Rise and demise of Bretton Woods system - Michael Bordo

Um resumo de um paper importante, de um dos maiores especialistas no sistema de Bretton Woods.
Paulo Roberto de Almeida

The Operation and Demise of the Bretton Woods System; 1958 to 1971 
For your information, especially if you want to understand some important historical issues related to our international monetary system, here is a good paper by Michael Bordo (NBER Working Paper No. 23189), The Operation and Demise of the Bretton Woods System; 1958 to 1971.
National Bureau of Economic Research (NBER)
http://www.nber.org/papers/w23189?utm_campaign=ntw&utm_medium=email&utm_source=ntw
 
This chapter revisits the history of the origins, operation and demise of the Bretton Woods International Monetary System. The Bretton Woods system was created by the !944 Articles of Agreement to design a new international monetary order for the post war at a global conference organized by the US Treasury at the Mount Washington Hotel in Bretton Woods ,New Hampshire at the height of World War II. The Articles represented a compromise between the American plan of Harry Dexter White and the British plan of John Maynard Keynes. The compromise created an adjustable peg system based on the US dollar convertible into gold at $35 per ounce along with capital controls. It was designed to combine the advantages of fixed exchange rates of the pre World War I gold standard with some flexibility to handle large real shocks. The compromise gave members both exchange rate stability and the independence for their monetary authorities to maintain full employment.
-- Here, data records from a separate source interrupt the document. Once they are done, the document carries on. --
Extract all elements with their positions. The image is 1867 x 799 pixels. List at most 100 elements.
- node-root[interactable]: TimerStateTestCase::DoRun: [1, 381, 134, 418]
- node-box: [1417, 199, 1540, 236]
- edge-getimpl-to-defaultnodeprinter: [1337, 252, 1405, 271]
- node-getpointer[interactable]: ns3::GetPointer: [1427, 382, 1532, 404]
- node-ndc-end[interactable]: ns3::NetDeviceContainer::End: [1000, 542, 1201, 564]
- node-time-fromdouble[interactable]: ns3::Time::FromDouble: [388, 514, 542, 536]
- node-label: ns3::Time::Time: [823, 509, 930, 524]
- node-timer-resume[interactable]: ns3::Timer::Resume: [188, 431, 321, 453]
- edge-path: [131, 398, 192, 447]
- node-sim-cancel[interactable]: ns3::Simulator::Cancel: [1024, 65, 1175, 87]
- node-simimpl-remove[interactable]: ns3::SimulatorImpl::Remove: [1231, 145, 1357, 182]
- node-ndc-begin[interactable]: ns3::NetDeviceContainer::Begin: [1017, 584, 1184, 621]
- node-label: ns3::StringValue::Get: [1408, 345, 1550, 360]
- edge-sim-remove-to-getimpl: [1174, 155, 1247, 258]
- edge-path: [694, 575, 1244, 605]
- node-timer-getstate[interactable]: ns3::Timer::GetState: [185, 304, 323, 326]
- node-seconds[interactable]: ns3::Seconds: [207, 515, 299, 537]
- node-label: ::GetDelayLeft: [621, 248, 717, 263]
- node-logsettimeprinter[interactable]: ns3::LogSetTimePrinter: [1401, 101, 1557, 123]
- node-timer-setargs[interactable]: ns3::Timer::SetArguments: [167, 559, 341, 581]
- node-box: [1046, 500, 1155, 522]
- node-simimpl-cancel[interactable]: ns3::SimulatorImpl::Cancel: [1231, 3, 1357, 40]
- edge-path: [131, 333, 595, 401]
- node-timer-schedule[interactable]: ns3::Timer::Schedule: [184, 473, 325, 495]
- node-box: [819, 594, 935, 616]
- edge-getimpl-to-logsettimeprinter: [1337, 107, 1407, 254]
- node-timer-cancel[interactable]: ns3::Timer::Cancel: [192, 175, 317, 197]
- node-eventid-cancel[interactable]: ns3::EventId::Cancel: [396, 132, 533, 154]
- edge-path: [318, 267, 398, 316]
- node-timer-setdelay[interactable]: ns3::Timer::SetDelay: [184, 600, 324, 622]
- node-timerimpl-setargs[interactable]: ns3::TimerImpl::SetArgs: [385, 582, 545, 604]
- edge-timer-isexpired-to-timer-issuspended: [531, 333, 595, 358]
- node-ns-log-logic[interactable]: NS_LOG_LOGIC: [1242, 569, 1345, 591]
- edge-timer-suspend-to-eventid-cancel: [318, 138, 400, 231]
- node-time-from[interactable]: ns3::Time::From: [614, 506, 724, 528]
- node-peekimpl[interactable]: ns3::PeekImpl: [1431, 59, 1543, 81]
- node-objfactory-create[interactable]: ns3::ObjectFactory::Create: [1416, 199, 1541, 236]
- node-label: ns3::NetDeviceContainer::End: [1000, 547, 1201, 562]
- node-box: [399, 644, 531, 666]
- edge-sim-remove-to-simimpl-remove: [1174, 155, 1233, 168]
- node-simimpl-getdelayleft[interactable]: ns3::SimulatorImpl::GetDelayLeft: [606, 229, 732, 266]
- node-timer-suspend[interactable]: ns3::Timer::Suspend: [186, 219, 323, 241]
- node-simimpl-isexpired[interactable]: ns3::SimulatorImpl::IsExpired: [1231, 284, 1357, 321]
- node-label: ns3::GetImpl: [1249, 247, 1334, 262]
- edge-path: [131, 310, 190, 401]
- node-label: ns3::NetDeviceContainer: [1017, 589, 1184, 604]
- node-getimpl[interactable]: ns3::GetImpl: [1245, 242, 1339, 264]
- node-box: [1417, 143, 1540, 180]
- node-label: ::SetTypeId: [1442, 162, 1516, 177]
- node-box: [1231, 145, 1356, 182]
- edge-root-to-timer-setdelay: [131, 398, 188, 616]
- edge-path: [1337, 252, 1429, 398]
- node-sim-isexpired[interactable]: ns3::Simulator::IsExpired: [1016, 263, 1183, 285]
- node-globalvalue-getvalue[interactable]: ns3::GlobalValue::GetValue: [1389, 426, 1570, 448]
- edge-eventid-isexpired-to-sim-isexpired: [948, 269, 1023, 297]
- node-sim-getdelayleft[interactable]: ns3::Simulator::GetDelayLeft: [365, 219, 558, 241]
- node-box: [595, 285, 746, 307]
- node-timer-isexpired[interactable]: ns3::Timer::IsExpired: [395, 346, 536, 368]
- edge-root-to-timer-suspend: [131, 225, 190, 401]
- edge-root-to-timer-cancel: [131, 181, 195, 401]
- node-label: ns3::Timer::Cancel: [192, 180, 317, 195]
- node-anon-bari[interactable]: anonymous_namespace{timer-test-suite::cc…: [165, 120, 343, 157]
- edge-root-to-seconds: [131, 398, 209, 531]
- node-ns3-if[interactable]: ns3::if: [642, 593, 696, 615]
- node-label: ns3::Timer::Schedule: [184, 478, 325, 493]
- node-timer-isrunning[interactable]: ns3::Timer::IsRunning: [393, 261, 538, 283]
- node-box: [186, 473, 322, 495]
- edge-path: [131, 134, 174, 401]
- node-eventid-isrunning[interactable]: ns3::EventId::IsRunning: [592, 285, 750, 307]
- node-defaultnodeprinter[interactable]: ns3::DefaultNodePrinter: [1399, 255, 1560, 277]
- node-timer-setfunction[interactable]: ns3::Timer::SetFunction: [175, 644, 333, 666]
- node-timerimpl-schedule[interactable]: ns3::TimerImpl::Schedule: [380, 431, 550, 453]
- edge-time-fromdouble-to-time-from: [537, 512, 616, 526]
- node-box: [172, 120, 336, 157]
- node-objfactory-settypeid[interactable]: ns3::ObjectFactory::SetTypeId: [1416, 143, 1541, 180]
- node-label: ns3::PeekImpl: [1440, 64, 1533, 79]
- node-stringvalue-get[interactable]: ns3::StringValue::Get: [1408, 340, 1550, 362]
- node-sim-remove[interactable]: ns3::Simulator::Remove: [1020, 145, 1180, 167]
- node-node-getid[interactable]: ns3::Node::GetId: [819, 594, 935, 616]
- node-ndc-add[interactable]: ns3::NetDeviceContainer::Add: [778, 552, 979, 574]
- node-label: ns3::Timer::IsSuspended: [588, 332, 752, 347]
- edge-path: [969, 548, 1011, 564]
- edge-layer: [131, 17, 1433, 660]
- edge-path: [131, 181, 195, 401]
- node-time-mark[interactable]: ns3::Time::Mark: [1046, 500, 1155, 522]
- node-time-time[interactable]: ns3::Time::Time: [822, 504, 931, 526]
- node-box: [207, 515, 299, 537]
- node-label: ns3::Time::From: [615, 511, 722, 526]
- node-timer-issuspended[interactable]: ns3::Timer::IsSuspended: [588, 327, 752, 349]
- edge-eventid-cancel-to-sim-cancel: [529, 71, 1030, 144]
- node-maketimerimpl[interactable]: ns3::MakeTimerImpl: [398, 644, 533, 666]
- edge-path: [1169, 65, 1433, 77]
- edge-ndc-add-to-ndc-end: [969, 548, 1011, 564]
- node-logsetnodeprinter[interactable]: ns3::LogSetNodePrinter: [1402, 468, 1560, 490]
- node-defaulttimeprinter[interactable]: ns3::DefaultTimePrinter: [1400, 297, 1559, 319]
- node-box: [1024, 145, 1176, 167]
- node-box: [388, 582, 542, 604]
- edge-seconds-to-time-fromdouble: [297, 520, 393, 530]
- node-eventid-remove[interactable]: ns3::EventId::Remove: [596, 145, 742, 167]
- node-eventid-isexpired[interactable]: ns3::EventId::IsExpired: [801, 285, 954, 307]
It took over a decade for the fully current account convertible system to get started. The system only lasted for 12 years from 1959 to 1971 but it did deliver remarkable economic performance. The BWS evolved into a gold dollar standard which depended on the US monetary authorities following sound low inflation policies. As the System evolved it faced the same severe fundamental problems as in the interwar gold exchange standard of: adjustment, confidence and liquidity. The adjustment problem meant that member countries with balance of payments deficits, in the face of nominal rigidities, ran the gauntlet between currency crises and recessions. Surplus countries had to sterilize dollar inflows to prevent inflation.
The U.S. as center country faced the Triffin dilemma. With the growth of trade and income member countries held more and more dollars instead of scarce gold as reserves generated by a growing US balance of payments deficit. As outstanding dollar liabilities grew relative to the US monetary gold stock confidence in the dollar would wane raising the likelihood of a run on Fort Knox.This led to the possibility that the US would follow tight financial policies to reduce the deficit thereby starving the rest of the world of needed liquidity leading to global deflation and depression as occurred in the 1930s. Enormous efforts by the US, the G10 and international institutions were devoted to solving this problem.
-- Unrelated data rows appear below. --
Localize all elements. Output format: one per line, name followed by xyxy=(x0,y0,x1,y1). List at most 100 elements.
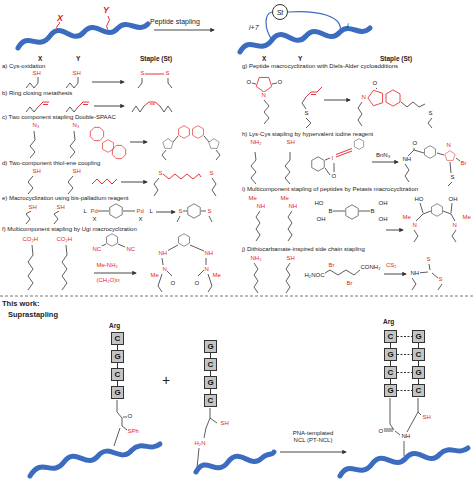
node-text: C xyxy=(388,369,394,377)
residue-index: i+7 xyxy=(249,24,259,32)
column-header: X xyxy=(262,55,266,62)
atom-label: B xyxy=(328,208,333,215)
bond-line xyxy=(62,245,67,290)
atom-label: SH xyxy=(32,168,41,175)
ring-shape xyxy=(90,127,103,140)
bond-line xyxy=(266,12,272,40)
pna-base-box: C xyxy=(111,368,124,381)
bond-line xyxy=(340,448,468,476)
residue-name: Arg xyxy=(109,322,120,329)
atom-label: OH xyxy=(378,200,388,207)
node-text: G xyxy=(415,333,421,341)
atom-label: S xyxy=(178,208,183,215)
atom-label: Me-NH₂ xyxy=(96,262,118,269)
bond-line xyxy=(173,136,209,142)
row-i xyxy=(256,203,456,242)
bond-line xyxy=(416,203,455,221)
pna-base-box: C xyxy=(412,384,425,397)
atom-label: SH xyxy=(422,414,431,421)
bond-line xyxy=(240,28,370,52)
atom-label: S xyxy=(450,174,455,181)
residue-index: i xyxy=(347,22,349,30)
suprastapling-scheme xyxy=(30,398,468,476)
row-g xyxy=(252,77,432,128)
bond-line xyxy=(162,150,220,160)
plus-sign: + xyxy=(162,372,170,388)
atom-label: SH xyxy=(72,168,81,175)
bond-line xyxy=(252,83,277,84)
bond-line xyxy=(28,176,33,194)
column-header: Y xyxy=(298,55,302,62)
node-text: G xyxy=(114,389,120,397)
atom-label: S xyxy=(207,208,212,215)
section-title: This work: xyxy=(2,300,40,309)
atom-label: NH xyxy=(410,270,420,277)
atom-label: NH xyxy=(256,203,266,210)
bond-line xyxy=(197,408,217,468)
ring-shape xyxy=(354,139,363,150)
bond-line xyxy=(54,211,59,224)
atom-label: Me xyxy=(150,272,159,279)
atom-label: OH xyxy=(316,216,326,223)
node-text: C xyxy=(416,351,422,359)
bond-line xyxy=(66,107,78,112)
atom-label: O xyxy=(277,79,283,86)
bond-line xyxy=(57,22,60,30)
bond-line xyxy=(30,131,35,158)
bond-line xyxy=(98,211,135,212)
ring-shape xyxy=(193,126,204,139)
node-text: G xyxy=(387,387,393,395)
row-c xyxy=(30,126,220,160)
bond-line xyxy=(182,211,206,212)
atom-label: L xyxy=(83,208,87,215)
pna-base-box: G xyxy=(412,330,425,343)
atom-label: O xyxy=(127,413,133,420)
bond-line xyxy=(28,245,33,290)
bond-line xyxy=(78,102,89,107)
bond-line xyxy=(428,118,432,128)
atom-label: Br xyxy=(346,280,353,287)
pna-base-box: G xyxy=(204,376,217,389)
row-title: j) Dithiocarbamate-inspired side chain s… xyxy=(242,246,365,253)
row-title: f) Multicomponent stapling by Ugi macroc… xyxy=(2,226,137,233)
bond-line xyxy=(198,258,212,292)
bond-line xyxy=(145,74,164,75)
row-title: a) Cys-oxidation xyxy=(2,63,45,70)
group-letter: X xyxy=(57,13,63,23)
bond-line xyxy=(144,102,160,106)
atom-label: O xyxy=(331,173,337,180)
row-title: BnN₃ xyxy=(376,152,390,159)
bond-line xyxy=(132,106,144,112)
bond-line xyxy=(288,12,340,32)
bond-line xyxy=(70,131,75,158)
bond-line xyxy=(160,106,172,112)
atom-label: NH xyxy=(401,433,411,440)
bond-line xyxy=(437,153,444,155)
atom-label: H₂N xyxy=(194,440,206,447)
bond-line xyxy=(264,100,269,124)
base-pair-line xyxy=(397,372,412,373)
pna-base-box: C xyxy=(412,348,425,361)
bond-line xyxy=(114,400,127,446)
atom-label: HO xyxy=(314,200,324,207)
atom-label: CS₂ xyxy=(386,262,397,269)
arrow-line xyxy=(372,162,398,163)
node-text: G xyxy=(207,343,213,351)
atom-label: S xyxy=(438,276,443,283)
bond-line xyxy=(418,264,438,278)
pna-base-box: C xyxy=(204,394,217,407)
bond-line xyxy=(167,245,204,251)
atom-label: N xyxy=(412,222,417,229)
bond-line xyxy=(18,24,148,48)
ring-shape xyxy=(107,234,118,247)
bond-line xyxy=(26,107,38,112)
base-pair-line xyxy=(397,390,412,391)
atom-label: CO₂H xyxy=(56,236,73,243)
row-j xyxy=(254,263,442,293)
pna-base-box: C xyxy=(111,332,124,345)
atom-label: O xyxy=(194,280,200,287)
ring-shape xyxy=(368,90,383,105)
atom-label: X xyxy=(138,216,143,223)
arrow-line xyxy=(154,30,214,31)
As it turned out, after 1965 the key problem facing the global economy was inflation, not deflation, reflecting expansionary Federal Reserve policies to finance the Vietnam war and the Great Inflation. US inflation was exported through the balance of payments to the surplus countries of Europe and Japan leading them in 1971 to begin converting their outstanding dollar holdings into gold. In reaction President Richard Nixon closed the US gold window ending the BWS.